La perte de chance, ce n’est pas une vue de l’esprit : c’est un préjudice à part entière. Le Code civil, via l’article 1240, nous rappelle que toute faute causant un dommage engage la responsabilité. Et cette « disparition actuelle et certaine d’une éventualité favorable » pour reprendre la formule consacrée, suffit, dès lors qu’elle repose sur une probabilité raisonnable. Pas besoin que le dommage soit totalement réalisé : il suffit que la faute ait privé la victime d’une réelle possibilité d’éviter une situation défavorable ou d’en tirer un avantage. Le juge n’indemnise donc pas tout le dommage, mais une fraction, en fonction de la chance perdue.
Dans l’affaire jugée, tout commence en 2008. La SCI Les Baobabs achète, par acte notarié, un terrain destiné à accueillir des bureaux. Sauf que le lotissement n’est pas terminé, l’autorisation de vente préalable fait défaut, et le permis de construire s’évapore. Le notaire n’a rien vu, ou plutôt, il n’a rien dit. La SCI assigne donc le notaire pour manquement à son devoir de conseil. La cour d’appel, si elle reconnaît la faute, refuse pourtant l’indemnisation. Motif : la SCI demandait la réparation intégrale de son préjudice (perte d’exploitation, frais engagés), alors qu’il ne s’agirait au mieux que d’une perte de chance… qui n’était pas expressément demandée. Résultat : rejet.
La Cour de cassation n’a pas laissé passer. Elle affirme que le juge peut et doit examiner l’existence d’une perte de chance même si la demande ne visait que la réparation intégrale. À une condition : inviter les parties à s’exprimer sur ce fondement. Et surtout, une fois la perte de chance constatée, le juge ne peut pas refuser de l’indemniser, sous peine de violer les articles 1240 du Code civil et 4 et 5 du Code de procédure civile. Il n’est plus question de se retrancher derrière une erreur de qualification : le juge doit statuer en cohérence avec ce qu’il constate.
Et c’est là que le travail de l’expert prend tout son sens. Car si le juge doit trancher, encore faut-il lui fournir les bons outils. Un bon rapport d’expertise peut faire la différence. Les experts savent calculer la perte de chance. Ils savent modéliser les scénarios perdus, estimer les revenus manqués, chiffrer la probabilité d’un résultat favorable. Ce n’est pas une question d’intuition mais de méthode : projections financières, comparables, études de marché, chronologie des événements… L’expert ne réécrit pas l’histoire, mais il permet au juge d’en mesurer le tournant.
Il ne s’agit pas seulement de dire qu’une chance a été perdue : il faut démontrer ce qu’elle valait.

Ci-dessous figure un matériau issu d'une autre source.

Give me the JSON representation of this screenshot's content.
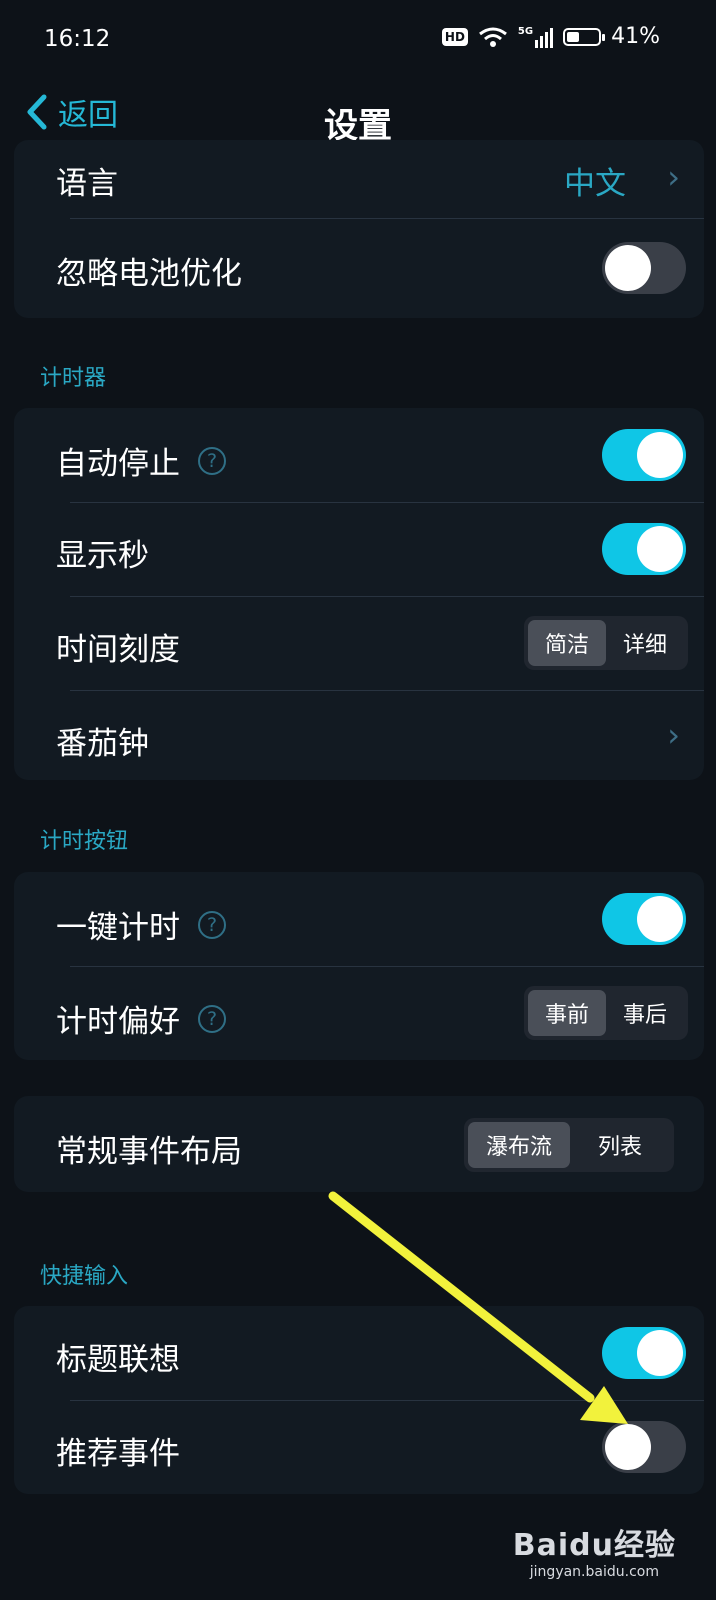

Et plus l’analyse est argumentée, structurée, chiffrée, plus le juge pourra prendre une décision éclairée. C’est aussi ce que rappelle la Cour : l’indemnisation de la perte de chance ne dépend pas de la production de factures, mais de l’existence d’un préjudice. Même si la victime a engagé des frais en connaissance de cause, encore faut-il vérifier si ces dépenses n’étaient pas rendues inévitables par la faute.
Dans la pratique, il devient donc prudent voire indispensable d’intégrer un poste « perte de chance » dans les conclusions. Même à titre subsidiaire. Et d’anticiper la requalification. Cela suppose de bien documenter le contexte : promesse de bail, démarches préparatoires, faisabilité technique ou juridique du projet, autant d’éléments qui permettent de démontrer que l’opportunité était réelle et sérieuse. Ensuite, il faut oser chiffrer la chance perdue, en expliquant les hypothèses, les sources, la méthode.
En clair : la perte de chance n’est pas un filet de secours, ni un artifice procédural. C’est un levier d’indemnisation légitime. Et pour qu’il fonctionne, il faut un dossier solide, un raisonnement rigoureux, et une articulation claire entre les faits, la faute, et la probabilité manquée. Le juge est désormais tenu de réparer. À nous de lui donner les moyens de le faire.